Le point commun de toutes ces tentatives est de soustraire du PIB la dépréciation du capital économique et une estimation des dégradations du «capital naturel», mesurée par le coût de réparation, et d’ajouter l’investissement en «capital humain». Premièrement, il est pratiquement certain que jamais le coût de production des activités réparatrices ne pourra donner la «valeur» de la nature. Deuxièmement, ajouter les dépenses d’investissement en formation suppose qu’elles ne soient pas déjà comptées dans le PIB en tant qu’activités éducatives ou bien qu’on ajoute un stock de «capital humain» à des flux.
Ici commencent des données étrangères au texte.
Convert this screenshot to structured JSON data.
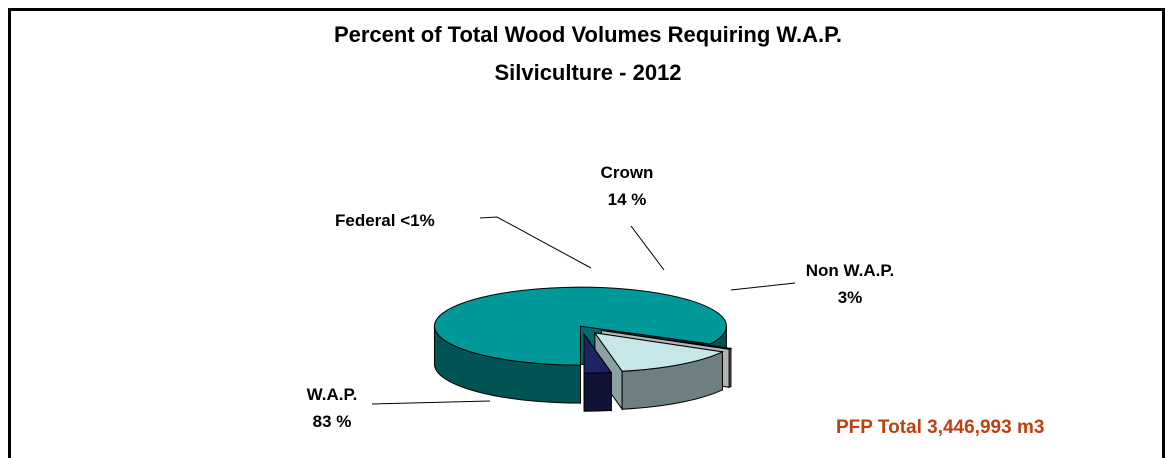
{
  "chart_data": {
    "type": "pie",
    "style": "3d-exploded",
    "title": "Percent of Total Wood Volumes Requiring W.A.P.",
    "subtitle": "Silviculture - 2012",
    "slices": [
      {
        "label": "W.A.P.",
        "value_label": "83 %",
        "value": 83,
        "color": "#009999"
      },
      {
        "label": "Federal",
        "value_label": "<1%",
        "value": 0.5,
        "color": "#ffffff"
      },
      {
        "label": "Crown",
        "value_label": "14 %",
        "value": 14,
        "color": "#c6e6e8"
      },
      {
        "label": "Non W.A.P.",
        "value_label": "3%",
        "value": 3,
        "color": "#1e2363"
      }
    ],
    "annotation": "PFP Total 3,446,993 m3",
    "annotation_color": "#c0400f",
    "legend": "none"
  }
}
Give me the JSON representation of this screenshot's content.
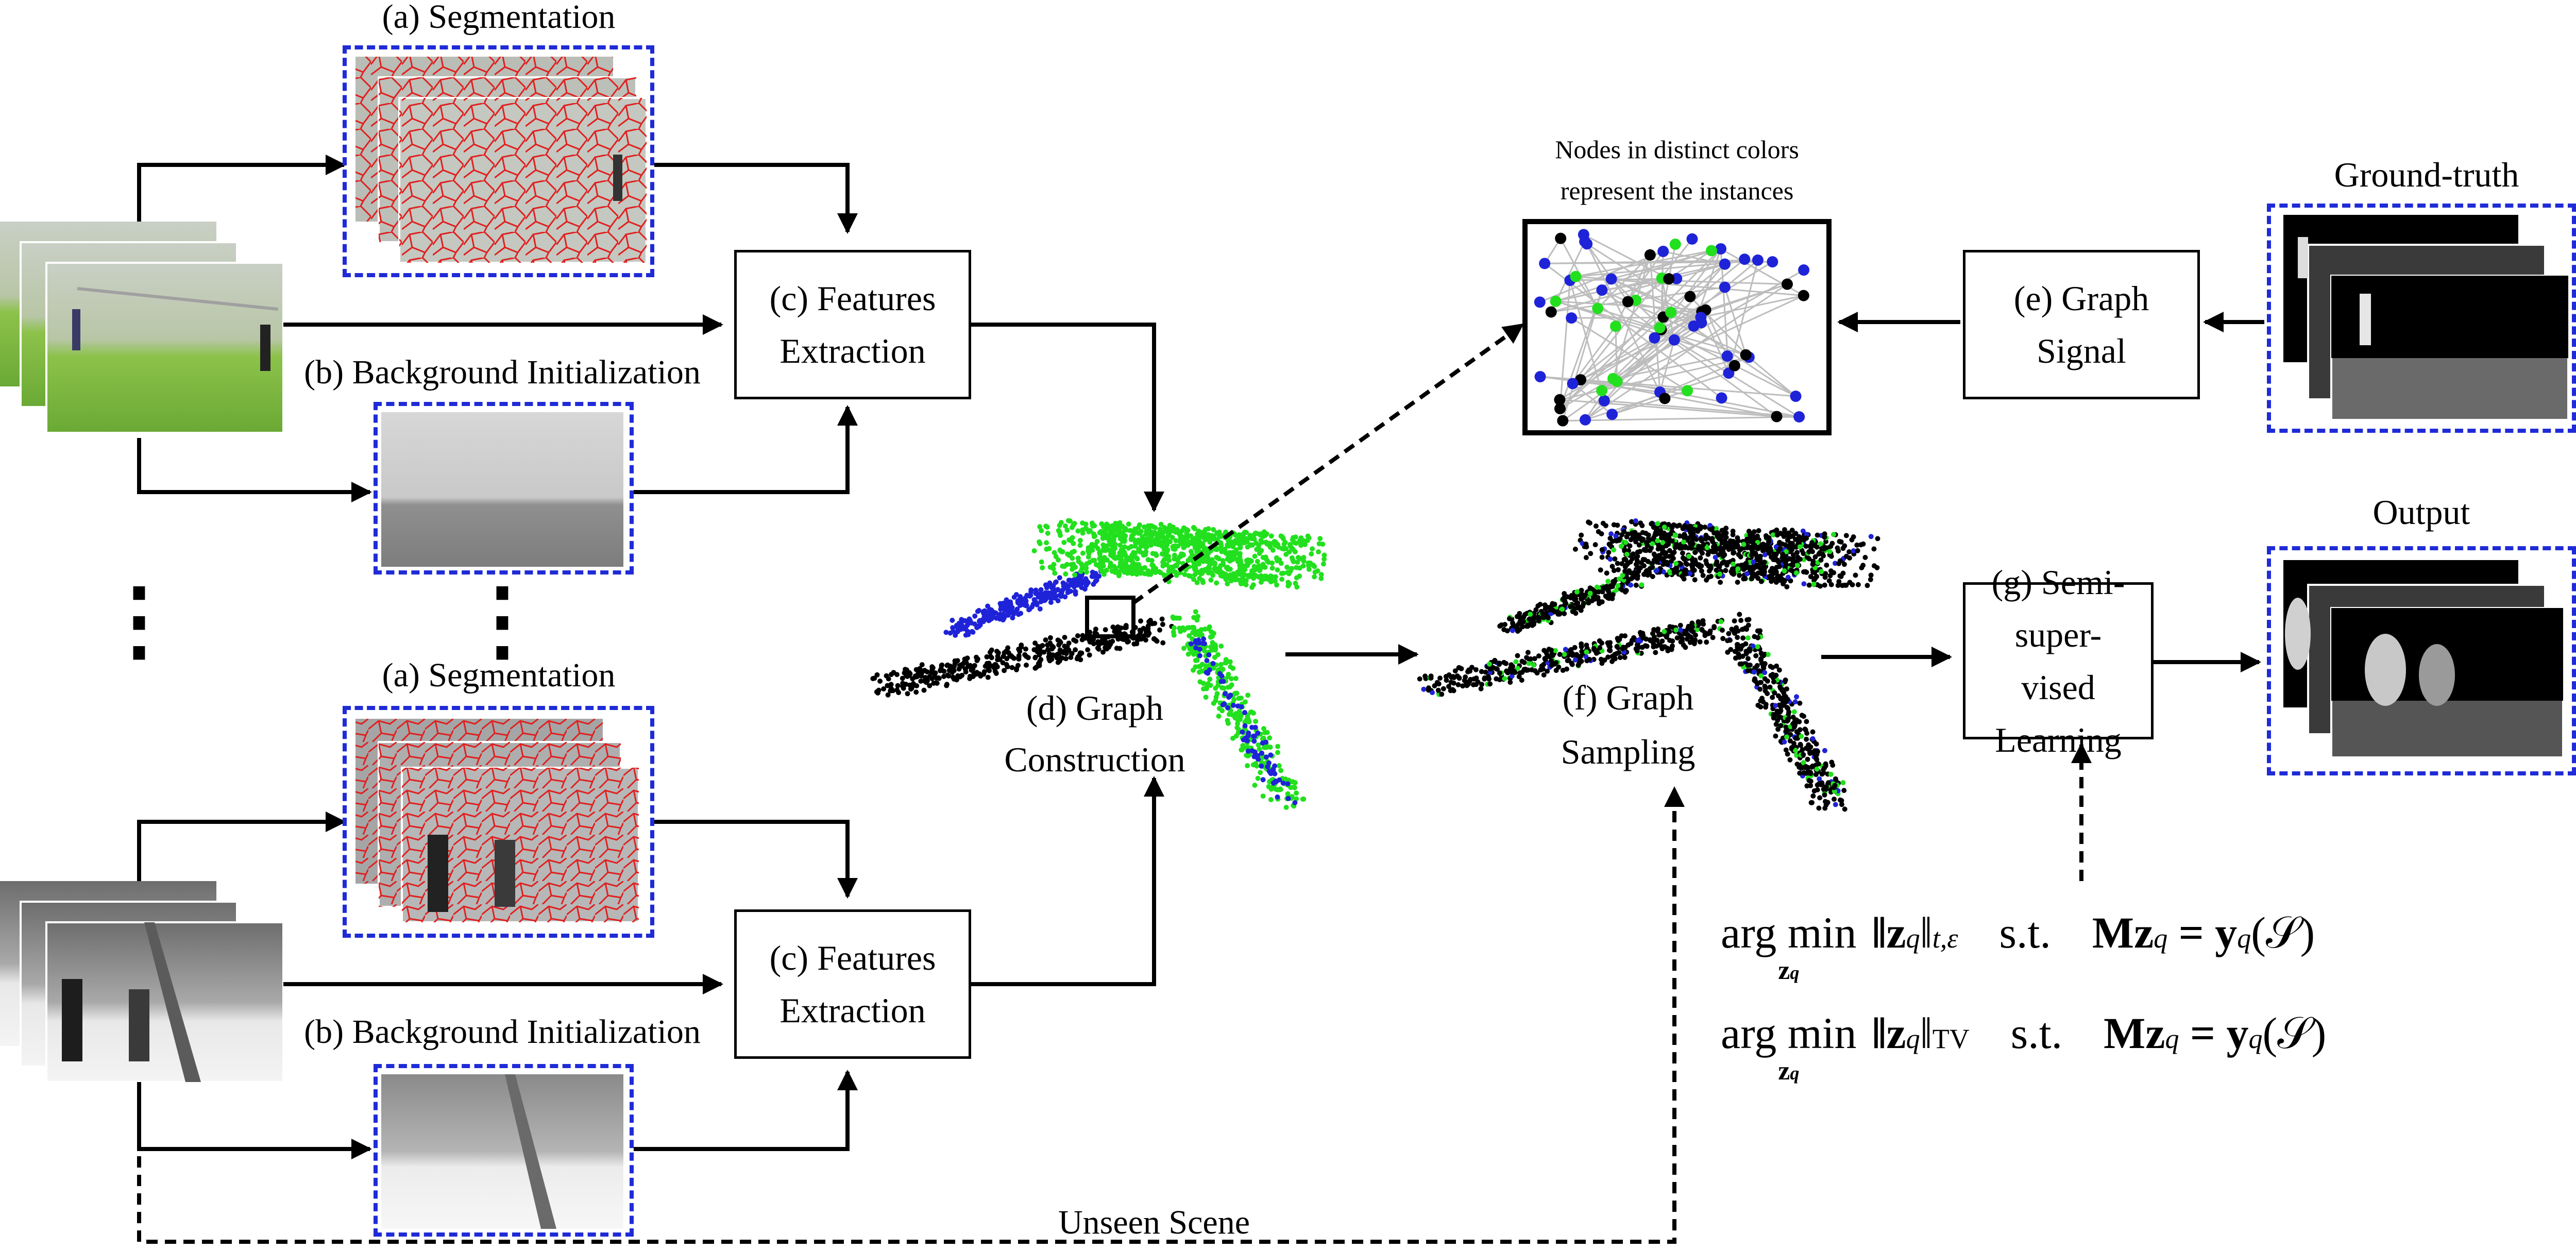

Devant tant d’impasses et de raccourcis méthodologiques, on se dit qu’il doit y avoir une fascination exercée par le capital qui anéantit tout esprit critique. Le fétichisme doit être cela.

Je suis conscient que mon commentaire mériterait de plus amples développements, mais que le lecteur me pardonne de renvoyer à deux de mes ouvrages: L’économie économe (Harmattan,1997), Raconte-moi la crise, Edition le Bord de l’eau. 2009.